Probabilistic variants
Suppose drops only sometimes break the egg. Different problem; expected number of drops, not worst case. Bayesian or Monte Carlo simulation.
Common Mistakes
- Treating it as binary search. Binary search assumes you can always probe arbitrarily; eggs are limited. The problem requires reasoning about the cost of losing an egg.
- Computing the wrong worst case. The worst case must consider the least-favorable F. Using the average-case strategy gives lower numbers but doesn’t answer the worst-case question.
- Forgetting the interior linear scan. After the first egg breaks at floor kx, you must scan floor (k-1)x + 1 through kx – 1 — that’s x – 1 drops, not x. Off-by-one common.
- Using a constant step size when decreasing-step is optimal. The square-root approximation gives roughly the right answer but not the optimal one. The decreasing-step sequence is what gets you the lowest worst case.
- Confusing “at least k drops” with “exactly k drops.” The minimum worst case is the smallest k such that k(k+1)/2 ≥ n. Not k(k-1)/2 or k².
Frequently Asked Questions
What’s the expected interview answer for 2 eggs, 100 floors?
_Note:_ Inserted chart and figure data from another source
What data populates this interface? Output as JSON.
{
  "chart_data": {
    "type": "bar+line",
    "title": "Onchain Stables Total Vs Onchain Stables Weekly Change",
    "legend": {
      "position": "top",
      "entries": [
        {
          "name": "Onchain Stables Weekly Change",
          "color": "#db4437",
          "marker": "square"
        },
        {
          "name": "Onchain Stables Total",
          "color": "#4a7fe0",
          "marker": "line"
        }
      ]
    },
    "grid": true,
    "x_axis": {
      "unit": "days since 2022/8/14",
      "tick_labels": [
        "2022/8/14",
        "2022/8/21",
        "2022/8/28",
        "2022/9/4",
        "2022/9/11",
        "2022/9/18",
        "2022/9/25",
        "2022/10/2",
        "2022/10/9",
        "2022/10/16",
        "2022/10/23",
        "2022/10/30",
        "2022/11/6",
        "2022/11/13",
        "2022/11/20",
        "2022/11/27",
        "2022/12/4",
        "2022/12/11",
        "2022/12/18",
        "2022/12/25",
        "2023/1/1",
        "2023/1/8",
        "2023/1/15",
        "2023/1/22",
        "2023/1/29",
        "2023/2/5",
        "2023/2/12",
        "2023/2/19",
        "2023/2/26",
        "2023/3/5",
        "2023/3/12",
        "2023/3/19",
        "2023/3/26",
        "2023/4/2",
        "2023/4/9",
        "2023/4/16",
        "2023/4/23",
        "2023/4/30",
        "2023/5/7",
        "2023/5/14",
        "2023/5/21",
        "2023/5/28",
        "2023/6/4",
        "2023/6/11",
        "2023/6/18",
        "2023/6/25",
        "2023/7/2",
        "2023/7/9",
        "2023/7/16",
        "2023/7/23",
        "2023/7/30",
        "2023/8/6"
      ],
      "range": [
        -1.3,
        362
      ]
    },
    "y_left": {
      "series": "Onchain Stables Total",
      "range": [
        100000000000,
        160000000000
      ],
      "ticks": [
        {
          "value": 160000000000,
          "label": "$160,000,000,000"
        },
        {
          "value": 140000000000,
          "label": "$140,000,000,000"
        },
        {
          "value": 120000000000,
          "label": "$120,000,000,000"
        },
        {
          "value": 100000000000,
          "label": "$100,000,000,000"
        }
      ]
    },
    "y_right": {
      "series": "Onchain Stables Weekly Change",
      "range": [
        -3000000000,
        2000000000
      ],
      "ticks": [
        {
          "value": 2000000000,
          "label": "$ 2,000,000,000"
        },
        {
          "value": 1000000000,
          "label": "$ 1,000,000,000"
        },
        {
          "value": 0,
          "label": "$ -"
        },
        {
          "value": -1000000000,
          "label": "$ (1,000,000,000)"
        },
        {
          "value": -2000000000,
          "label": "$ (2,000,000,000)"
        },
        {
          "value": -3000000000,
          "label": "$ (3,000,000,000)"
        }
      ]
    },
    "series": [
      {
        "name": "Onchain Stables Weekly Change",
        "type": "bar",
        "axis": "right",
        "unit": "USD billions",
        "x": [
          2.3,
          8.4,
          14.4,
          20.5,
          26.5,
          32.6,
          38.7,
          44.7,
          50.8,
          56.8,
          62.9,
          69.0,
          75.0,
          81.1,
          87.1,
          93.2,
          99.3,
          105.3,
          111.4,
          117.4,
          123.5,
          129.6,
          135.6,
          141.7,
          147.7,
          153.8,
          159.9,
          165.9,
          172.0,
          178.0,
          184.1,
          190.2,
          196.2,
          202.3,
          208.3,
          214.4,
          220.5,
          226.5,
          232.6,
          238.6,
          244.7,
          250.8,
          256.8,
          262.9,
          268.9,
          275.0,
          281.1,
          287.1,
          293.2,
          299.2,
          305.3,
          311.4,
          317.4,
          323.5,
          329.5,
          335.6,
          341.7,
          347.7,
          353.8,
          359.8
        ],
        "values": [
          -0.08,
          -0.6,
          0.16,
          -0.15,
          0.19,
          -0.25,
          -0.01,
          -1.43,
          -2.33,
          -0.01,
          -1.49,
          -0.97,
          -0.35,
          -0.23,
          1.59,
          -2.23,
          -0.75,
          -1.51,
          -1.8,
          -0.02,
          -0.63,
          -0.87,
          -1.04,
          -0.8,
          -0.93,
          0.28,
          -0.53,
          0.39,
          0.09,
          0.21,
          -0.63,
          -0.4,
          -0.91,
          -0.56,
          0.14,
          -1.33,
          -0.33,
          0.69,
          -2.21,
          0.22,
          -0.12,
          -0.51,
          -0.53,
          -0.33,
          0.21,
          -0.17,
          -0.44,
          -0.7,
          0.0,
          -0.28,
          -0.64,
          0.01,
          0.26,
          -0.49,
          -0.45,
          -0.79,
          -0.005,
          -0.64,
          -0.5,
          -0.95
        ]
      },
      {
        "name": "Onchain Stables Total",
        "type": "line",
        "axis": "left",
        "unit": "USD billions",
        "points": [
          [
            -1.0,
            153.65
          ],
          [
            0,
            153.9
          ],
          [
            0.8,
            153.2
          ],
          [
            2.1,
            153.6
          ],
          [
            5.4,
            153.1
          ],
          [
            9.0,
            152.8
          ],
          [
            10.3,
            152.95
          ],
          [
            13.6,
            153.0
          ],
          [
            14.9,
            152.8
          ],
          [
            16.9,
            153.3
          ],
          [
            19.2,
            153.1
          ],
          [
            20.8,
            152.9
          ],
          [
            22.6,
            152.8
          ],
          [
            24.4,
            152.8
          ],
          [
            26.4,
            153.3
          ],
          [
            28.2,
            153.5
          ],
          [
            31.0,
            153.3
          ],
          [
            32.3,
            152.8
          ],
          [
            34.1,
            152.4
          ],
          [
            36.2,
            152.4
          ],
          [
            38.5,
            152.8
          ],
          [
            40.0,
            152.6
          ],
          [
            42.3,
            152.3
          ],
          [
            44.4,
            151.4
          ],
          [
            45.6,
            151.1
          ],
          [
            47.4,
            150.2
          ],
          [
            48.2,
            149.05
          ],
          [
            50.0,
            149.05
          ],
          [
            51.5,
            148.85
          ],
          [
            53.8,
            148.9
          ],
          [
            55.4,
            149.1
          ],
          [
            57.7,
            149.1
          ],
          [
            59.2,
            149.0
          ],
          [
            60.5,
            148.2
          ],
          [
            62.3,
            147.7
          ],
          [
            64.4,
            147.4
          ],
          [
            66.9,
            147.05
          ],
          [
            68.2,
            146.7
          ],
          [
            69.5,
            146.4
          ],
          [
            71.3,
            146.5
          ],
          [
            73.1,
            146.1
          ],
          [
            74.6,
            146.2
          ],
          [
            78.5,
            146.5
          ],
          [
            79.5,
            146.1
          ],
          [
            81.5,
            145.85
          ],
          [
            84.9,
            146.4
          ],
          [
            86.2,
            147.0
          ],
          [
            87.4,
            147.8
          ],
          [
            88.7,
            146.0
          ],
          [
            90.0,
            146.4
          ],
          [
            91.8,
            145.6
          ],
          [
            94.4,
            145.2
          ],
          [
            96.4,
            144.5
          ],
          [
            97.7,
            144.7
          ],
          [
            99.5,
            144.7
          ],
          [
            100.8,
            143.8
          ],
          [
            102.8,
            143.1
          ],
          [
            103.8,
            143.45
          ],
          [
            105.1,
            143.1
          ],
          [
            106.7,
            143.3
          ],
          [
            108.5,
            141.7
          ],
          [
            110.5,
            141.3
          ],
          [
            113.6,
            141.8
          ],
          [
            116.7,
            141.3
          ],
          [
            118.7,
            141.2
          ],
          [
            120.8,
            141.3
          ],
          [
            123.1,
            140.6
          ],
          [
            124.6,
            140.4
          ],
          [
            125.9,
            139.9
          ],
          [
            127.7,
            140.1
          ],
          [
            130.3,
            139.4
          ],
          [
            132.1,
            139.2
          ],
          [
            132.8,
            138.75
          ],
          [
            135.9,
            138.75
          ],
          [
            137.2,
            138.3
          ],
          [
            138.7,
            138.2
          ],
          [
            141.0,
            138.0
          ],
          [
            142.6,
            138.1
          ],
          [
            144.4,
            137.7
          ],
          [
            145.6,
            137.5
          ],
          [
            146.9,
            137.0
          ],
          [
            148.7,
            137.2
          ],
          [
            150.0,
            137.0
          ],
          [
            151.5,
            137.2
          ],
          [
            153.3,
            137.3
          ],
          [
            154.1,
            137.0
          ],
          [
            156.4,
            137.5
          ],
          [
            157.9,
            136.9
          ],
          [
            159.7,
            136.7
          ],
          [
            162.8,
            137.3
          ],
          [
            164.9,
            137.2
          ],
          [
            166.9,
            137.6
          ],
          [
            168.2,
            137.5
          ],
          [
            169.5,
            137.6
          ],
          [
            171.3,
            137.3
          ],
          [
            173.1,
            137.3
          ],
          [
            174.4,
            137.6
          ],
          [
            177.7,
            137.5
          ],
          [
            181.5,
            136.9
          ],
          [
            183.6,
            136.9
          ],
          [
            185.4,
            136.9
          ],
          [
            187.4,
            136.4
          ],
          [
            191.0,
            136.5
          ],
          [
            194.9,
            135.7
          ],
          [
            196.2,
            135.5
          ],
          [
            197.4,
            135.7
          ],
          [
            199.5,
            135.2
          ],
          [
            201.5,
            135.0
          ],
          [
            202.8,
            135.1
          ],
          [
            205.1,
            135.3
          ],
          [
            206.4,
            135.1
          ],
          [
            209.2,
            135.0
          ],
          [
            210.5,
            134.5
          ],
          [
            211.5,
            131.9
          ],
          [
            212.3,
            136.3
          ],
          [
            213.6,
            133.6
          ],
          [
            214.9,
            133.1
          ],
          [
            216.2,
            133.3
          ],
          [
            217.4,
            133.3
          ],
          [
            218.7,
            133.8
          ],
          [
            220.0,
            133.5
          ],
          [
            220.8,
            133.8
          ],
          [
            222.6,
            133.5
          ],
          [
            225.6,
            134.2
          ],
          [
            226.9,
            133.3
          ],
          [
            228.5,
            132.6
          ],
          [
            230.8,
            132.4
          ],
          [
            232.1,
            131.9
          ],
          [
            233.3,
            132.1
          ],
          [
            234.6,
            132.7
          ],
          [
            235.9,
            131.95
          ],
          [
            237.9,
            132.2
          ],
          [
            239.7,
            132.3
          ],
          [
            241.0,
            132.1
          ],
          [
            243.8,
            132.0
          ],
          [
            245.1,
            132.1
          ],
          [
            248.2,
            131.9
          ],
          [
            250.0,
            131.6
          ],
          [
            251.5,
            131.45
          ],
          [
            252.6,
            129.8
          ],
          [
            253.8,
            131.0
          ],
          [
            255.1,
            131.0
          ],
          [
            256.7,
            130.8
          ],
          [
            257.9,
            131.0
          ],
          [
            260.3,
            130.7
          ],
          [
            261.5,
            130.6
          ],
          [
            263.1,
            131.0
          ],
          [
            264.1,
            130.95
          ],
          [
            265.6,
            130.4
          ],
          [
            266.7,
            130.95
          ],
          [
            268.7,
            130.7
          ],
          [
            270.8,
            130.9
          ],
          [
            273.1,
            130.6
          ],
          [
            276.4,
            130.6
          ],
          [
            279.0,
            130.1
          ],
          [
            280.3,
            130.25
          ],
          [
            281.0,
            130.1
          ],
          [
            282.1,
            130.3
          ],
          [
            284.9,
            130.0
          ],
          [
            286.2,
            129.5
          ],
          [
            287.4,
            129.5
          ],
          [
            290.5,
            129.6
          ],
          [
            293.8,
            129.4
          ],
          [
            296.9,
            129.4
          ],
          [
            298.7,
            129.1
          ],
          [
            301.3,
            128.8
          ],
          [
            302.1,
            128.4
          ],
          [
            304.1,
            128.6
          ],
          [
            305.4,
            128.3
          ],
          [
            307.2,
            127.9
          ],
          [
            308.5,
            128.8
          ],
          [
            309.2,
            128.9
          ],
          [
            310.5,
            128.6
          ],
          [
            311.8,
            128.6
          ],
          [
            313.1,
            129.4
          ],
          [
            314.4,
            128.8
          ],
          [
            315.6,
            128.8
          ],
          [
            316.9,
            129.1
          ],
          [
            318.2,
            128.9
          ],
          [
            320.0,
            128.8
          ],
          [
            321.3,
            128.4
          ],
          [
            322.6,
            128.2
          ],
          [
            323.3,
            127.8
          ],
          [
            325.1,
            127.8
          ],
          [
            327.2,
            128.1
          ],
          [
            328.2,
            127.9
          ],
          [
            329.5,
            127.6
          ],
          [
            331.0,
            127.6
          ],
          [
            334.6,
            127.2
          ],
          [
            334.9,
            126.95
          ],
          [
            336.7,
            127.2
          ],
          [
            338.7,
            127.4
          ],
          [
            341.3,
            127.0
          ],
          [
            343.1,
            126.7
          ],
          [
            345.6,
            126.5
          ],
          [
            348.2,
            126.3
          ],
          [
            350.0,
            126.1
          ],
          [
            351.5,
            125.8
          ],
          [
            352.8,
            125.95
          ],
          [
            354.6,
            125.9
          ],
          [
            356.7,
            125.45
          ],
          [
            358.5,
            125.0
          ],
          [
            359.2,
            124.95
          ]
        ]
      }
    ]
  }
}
14 drops worst case, using the decreasing-step strategy: drop at floors 14, 27, 39, 50, 60, 69, 77, 84, 90, 95, 99. Walk through the math: k(k+1)/2 ≥ n. Strong candidates derive this; weak candidates default to “split in half” without explaining why it’s suboptimal.
How does the answer change for k eggs?
With more eggs, you can use binary-search-like strategies. The DP gives the exact minimum drops. With k eggs and unlimited drops, you can solve up to 2^k – 1 floors with k drops (binary search). For typical interview questions, k = 2 is most common; k = 3 occasionally; arbitrary k is the LeetCode #887 question.
Why is √n the wrong (suboptimal) answer?
√n optimizes for a single-step strategy (drop at floor x, 2x, 3x, …). The decreasing-step strategy performs slightly better because it balances worst-case across all possible F values. The improvement is small for small n but matters for the cleanest answer.
How does this generalize to other k?
For k = 1, you must linear-scan: n drops. For k = 2, use decreasing steps: O(√n). For k = log n, you can binary-search: O(log n). Higher k doesn’t reduce drops below log n. The DP makes this concrete.
Why do interviewers like this problem?
It tests whether you can resist “binary search” reflex when the problem structure breaks the assumption. It also tests whether you recognize a cost function (worst case = jumps + linear) and can minimize it analytically. Strong candidates derive the decreasing-step idea; weaker candidates default to constant steps; weakest candidates linear-scan. The gradient of solutions makes it useful as an interview signal.